내가 기록을 남긴 데이터 중 첫번째 추천영화에 기여한 정도를 확인

In [31]:
Firstrecommend = movie_to_idx['Terminator 2: Judgment Day (1991)']
explain = als_model.explain(user, csr_data, itemid=Firstrecommend)

In [32]:
[(idx_to_movie[i[0]], i[1]) for i in explain[1]]

[('Jurassic Park (1993)', 0.21973645130138955),
 ('Men in Black (1997)', 0.164503749060072),
 ('Toy Story (1995)', 0.0358996864764883),
 ('Fargo (1996)', 0.026563288565943057),
 ('Jumanji (1995)', -0.008282107922197014)]

---
1. 데이터는 평점과 제목을 같이 볼수있게 merge함수를 써서 결합을 하였고,
   좋아하는 영화를 5개 고르고 movie_id까지 확인을 걸쳐서 알맞게 추가를 하였다.
   추가한것까지 user_id와 title을 바탕으로 CSRmatrix가 잘 생성되었다.

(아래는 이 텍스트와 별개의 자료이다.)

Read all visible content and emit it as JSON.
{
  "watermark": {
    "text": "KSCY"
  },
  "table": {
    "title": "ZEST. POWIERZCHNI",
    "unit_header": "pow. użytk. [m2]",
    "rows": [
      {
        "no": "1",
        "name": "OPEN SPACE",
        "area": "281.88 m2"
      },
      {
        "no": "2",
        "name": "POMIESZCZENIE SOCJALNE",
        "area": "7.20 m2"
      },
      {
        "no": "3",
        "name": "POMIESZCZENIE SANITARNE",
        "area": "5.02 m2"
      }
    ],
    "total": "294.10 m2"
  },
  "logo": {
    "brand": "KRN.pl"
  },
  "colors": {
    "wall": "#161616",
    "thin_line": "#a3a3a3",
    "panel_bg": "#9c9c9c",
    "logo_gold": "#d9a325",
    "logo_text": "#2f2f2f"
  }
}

2. 토이스토리를 나의 아이디와 벡터내적값을 확인해보니 0.43 이 나왔고
   전혀 관련이없는 영화와 나의 아이디의 벡터내적값을 보니 0에 가까이 나왔다.
   비교를 해보니 생각보다 내적수치가 유의미있게 형성이 되었다.

3. 비슷한 영화를 찾아보니 토이스토리는 토이스토리2,라이온킹등이 나오는거보니 유사도가    잘나오는것을 볼 수 있었다. 맨인블랙,쥬만지도 확인해본 결과 모든 영화가 비슷해보이    진 않아도 어느정도 비슷한 영화처럼 보이는것을 확인하였다.

   추천받은 영화들을 나열해보니 비슷한 영화라고 나왔던 영화들이 주로 속해있었다.
   uikyeong벡터와의 내적수치가 좋아하는 영화랑 많이 차이가 안나는 영화들인것같았다.
   추천받은 영화 중 1등인 터미네이터2에 어떤 영화가 기여하였는지 목록들을 보니
   정확하게 내가 좋아하는 영화들로만 구성되어있는것을 보니 유의미하게 측정이 되는것을    느꼈다.